In an analysis which excluded patients who sustained fractures in the 6 months prior to start of follow-up**, long delay was associated with a higher risk of composite fracture (HR, 1.58), major osteoporotic fracture (HR, 2.00), and vertebral fracture (HR, 4.61) compared with on-time dosing.
“Delayed dosing of denosumab is very common in routine clinical practice,” said the researchers. However, delayed or withdrawal of denosumab injections has been associated with reduced bone mineral density as well as increased fracture risk. [J Clin Endocrinol Metab 2020;105:1435-1444; J Bone Miner Res 2018;33:190-198; Bone 2020;doi:10.1016/j.bone.2019.115150]
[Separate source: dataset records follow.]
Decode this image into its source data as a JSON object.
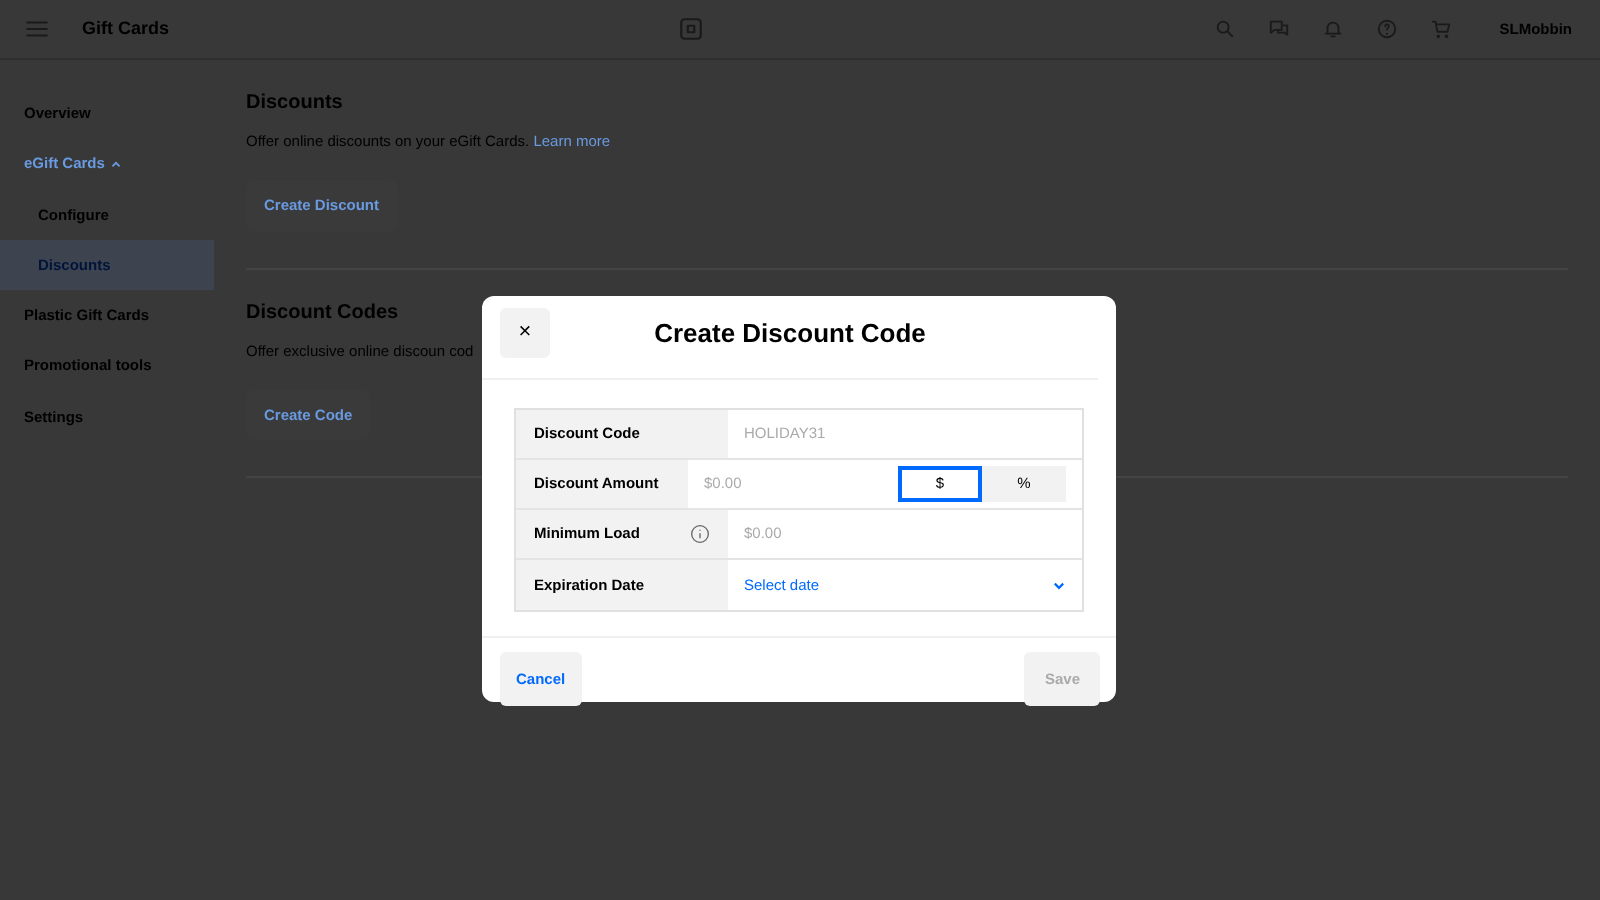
{
  "top_bar": {
    "title": "Gift Cards",
    "account": "SLMobbin"
  },
  "sidebar": {
    "items": [
      {
        "label": "Overview",
        "selected": false
      },
      {
        "label": "eGift Cards",
        "selected": false,
        "expanded": true,
        "children": [
          {
            "label": "Configure",
            "selected": false
          },
          {
            "label": "Discounts",
            "selected": true
          }
        ]
      },
      {
        "label": "Plastic Gift Cards",
        "selected": false
      },
      {
        "label": "Promotional tools",
        "selected": false
      },
      {
        "label": "Settings",
        "selected": false
      }
    ]
  },
  "sections": [
    {
      "title": "Discounts",
      "description": "Offer online discounts on your eGift Cards.",
      "link": "Learn more",
      "button": "Create Discount"
    },
    {
      "title": "Discount Codes",
      "description": "Offer exclusive online discoun cod",
      "button": "Create Code"
    }
  ],
  "dialog": {
    "close": "×",
    "title": "Create Discount Code",
    "fields": [
      {
        "kind": "text",
        "label": "Discount Code",
        "placeholder": "HOLIDAY31"
      },
      {
        "kind": "amount",
        "label": "Discount Amount",
        "placeholder": "$0.00",
        "units": [
          {
            "label": "$",
            "selected": true
          },
          {
            "label": "%",
            "selected": false
          }
        ]
      },
      {
        "kind": "info",
        "label": "Minimum Load",
        "placeholder": "$0.00"
      },
      {
        "kind": "select",
        "label": "Expiration Date",
        "value": "Select date"
      }
    ],
    "cancel": "Cancel",
    "save": {
      "label": "Save",
      "disabled": true
    }
  }
}
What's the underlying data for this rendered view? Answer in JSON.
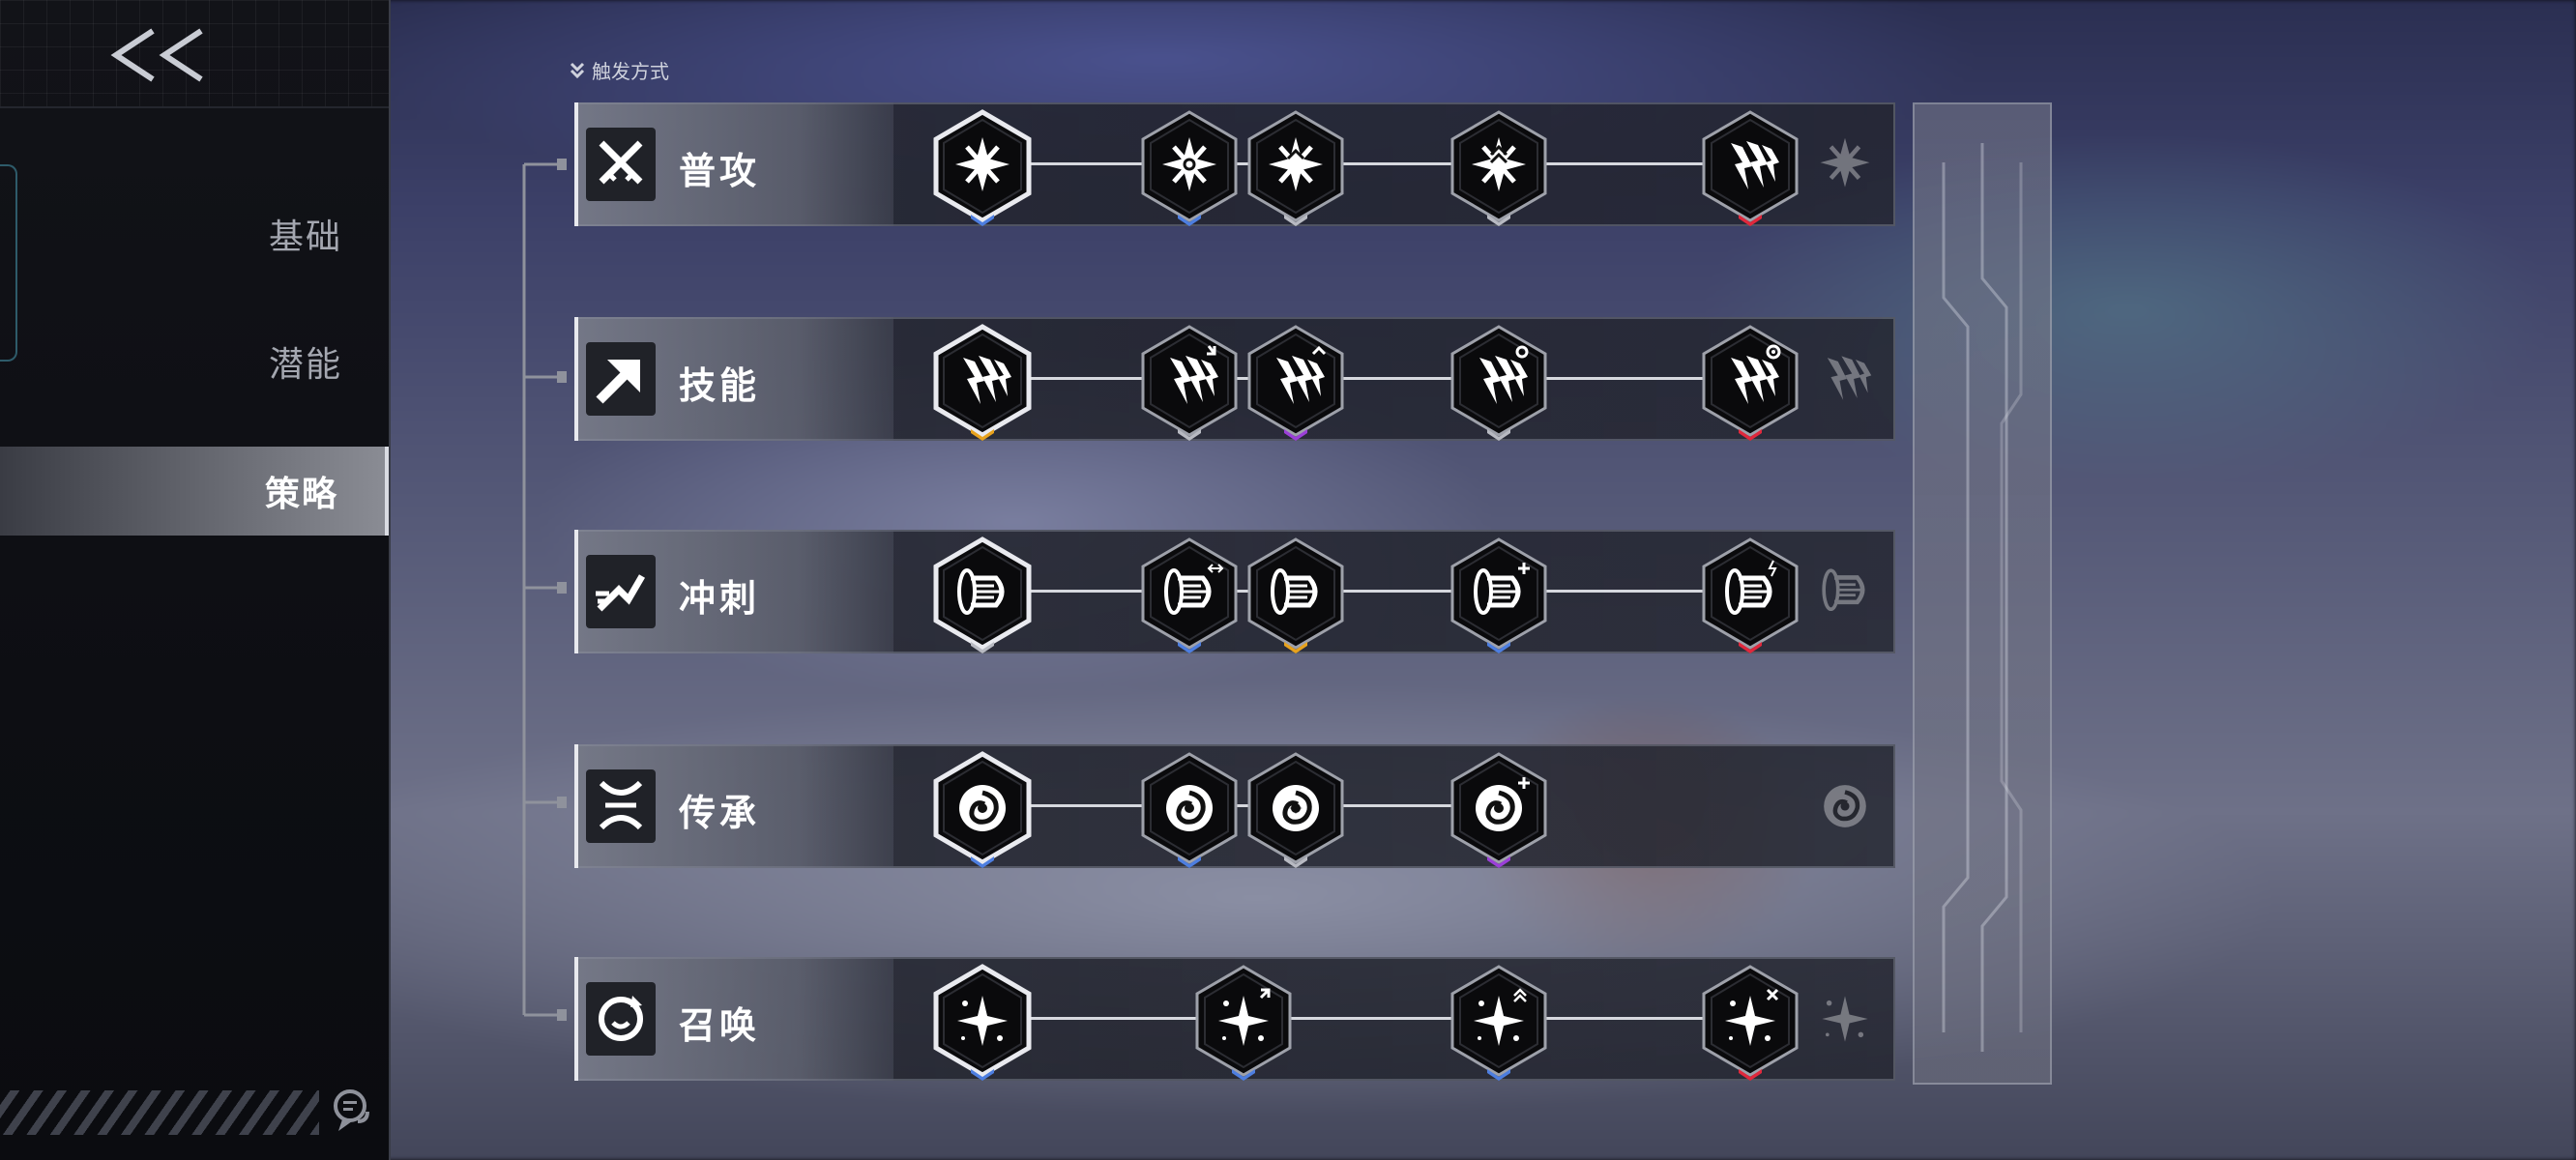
{
  "navigation": {
    "back_label": "<<",
    "items": [
      {
        "label": "基础",
        "active": false
      },
      {
        "label": "潜能",
        "active": false
      },
      {
        "label": "策略",
        "active": true
      }
    ]
  },
  "header": {
    "trigger_label": "触发方式"
  },
  "rows": [
    {
      "name": "普攻",
      "icon": "crossed-swords-icon",
      "nodes": [
        {
          "icon": "shuriken-icon",
          "badge": "blue",
          "selected": true
        },
        {
          "icon": "shuriken-c-icon",
          "badge": "blue"
        },
        {
          "icon": "shuriken-up-icon",
          "badge": "gray"
        },
        {
          "icon": "shuriken-double-up-icon",
          "badge": "gray"
        },
        {
          "icon": "lightning-claw-icon",
          "badge": "red"
        }
      ]
    },
    {
      "name": "技能",
      "icon": "arrow-up-right-icon",
      "nodes": [
        {
          "icon": "lightning-claw-icon",
          "badge": "gold",
          "selected": true
        },
        {
          "icon": "lightning-claw-arrow-icon",
          "badge": "gray"
        },
        {
          "icon": "lightning-claw-caret-icon",
          "badge": "purple"
        },
        {
          "icon": "lightning-claw-swirl-icon",
          "badge": "gray"
        },
        {
          "icon": "lightning-claw-gear-icon",
          "badge": "red"
        }
      ]
    },
    {
      "name": "冲刺",
      "icon": "dash-runner-icon",
      "nodes": [
        {
          "icon": "dash-portal-icon",
          "badge": "gray",
          "selected": true
        },
        {
          "icon": "dash-portal-arrows-icon",
          "badge": "blue"
        },
        {
          "icon": "dash-portal-icon",
          "badge": "gold"
        },
        {
          "icon": "dash-portal-plus-icon",
          "badge": "blue"
        },
        {
          "icon": "dash-portal-bolt-icon",
          "badge": "red"
        }
      ]
    },
    {
      "name": "传承",
      "icon": "dna-helix-icon",
      "nodes": [
        {
          "icon": "vortex-icon",
          "badge": "blue",
          "selected": true
        },
        {
          "icon": "vortex-icon",
          "badge": "blue"
        },
        {
          "icon": "vortex-star-icon",
          "badge": "gray"
        },
        {
          "icon": "vortex-plus-icon",
          "badge": "purple"
        }
      ]
    },
    {
      "name": "召唤",
      "icon": "summon-circle-icon",
      "nodes": [
        {
          "icon": "sparkle-icon",
          "badge": "blue",
          "selected": true
        },
        {
          "icon": "sparkle-arrow-icon",
          "badge": "blue"
        },
        {
          "icon": "sparkle-chevron-icon",
          "badge": "blue"
        },
        {
          "icon": "sparkle-cross-icon",
          "badge": "red"
        }
      ]
    }
  ],
  "colors": {
    "blue": "#4d7ee0",
    "gold": "#e7a21d",
    "purple": "#9b3fd8",
    "red": "#e0283c",
    "gray": "#b8bac2"
  }
}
“Denosumab delay can be viewed as temporary discontinuation; thus, the effect of denosumab delay on fracture shares the same mechanism as discontinuation,” they said.
“This study suggests the importance of timely denosumab administration when used for long-term osteoporosis management [and suggests that] poor adherence is associated with less benefit from denosumab,” they added.
“[I]t is of utmost importance that clinicians considering denosumab treatment carefully counsel patients before its initiation on the importance of not delaying or abruptly discontinuing injections,” said Drs Kristine Ensrud from the University of Minnesota and John Schousboe from the HealthPartners Institute, Minnesota, US, in an editorial. [Ann Intern Med 2020;doi:10.7326/M20-4802]
“Patients discontinuing denosumab treatment should transition to an alternative antiresorptive medication,” they added, noting that the optimal timing and dosing strategy following denosumab cessation is being examined in clinical trials.
The researchers noted that the extent of the fracture risk, whether it be “reversal to the pretreatment baseline risk (reduced therapeutic effect) or a rebound increase above the baseline (true harm)” was not assessed in this study. Furthermore, only the first fracture during follow-up was considered.
Additionally, the long delay period did not distinguish between temporary or permanent discontinuation of denosumab, said Ensrud and Schousboe. The study also did not account for mobility status and history of falls. “[W]hether fractures before receipt of the delayed injection were a consequence or cause of the delay is uncertain,” they said.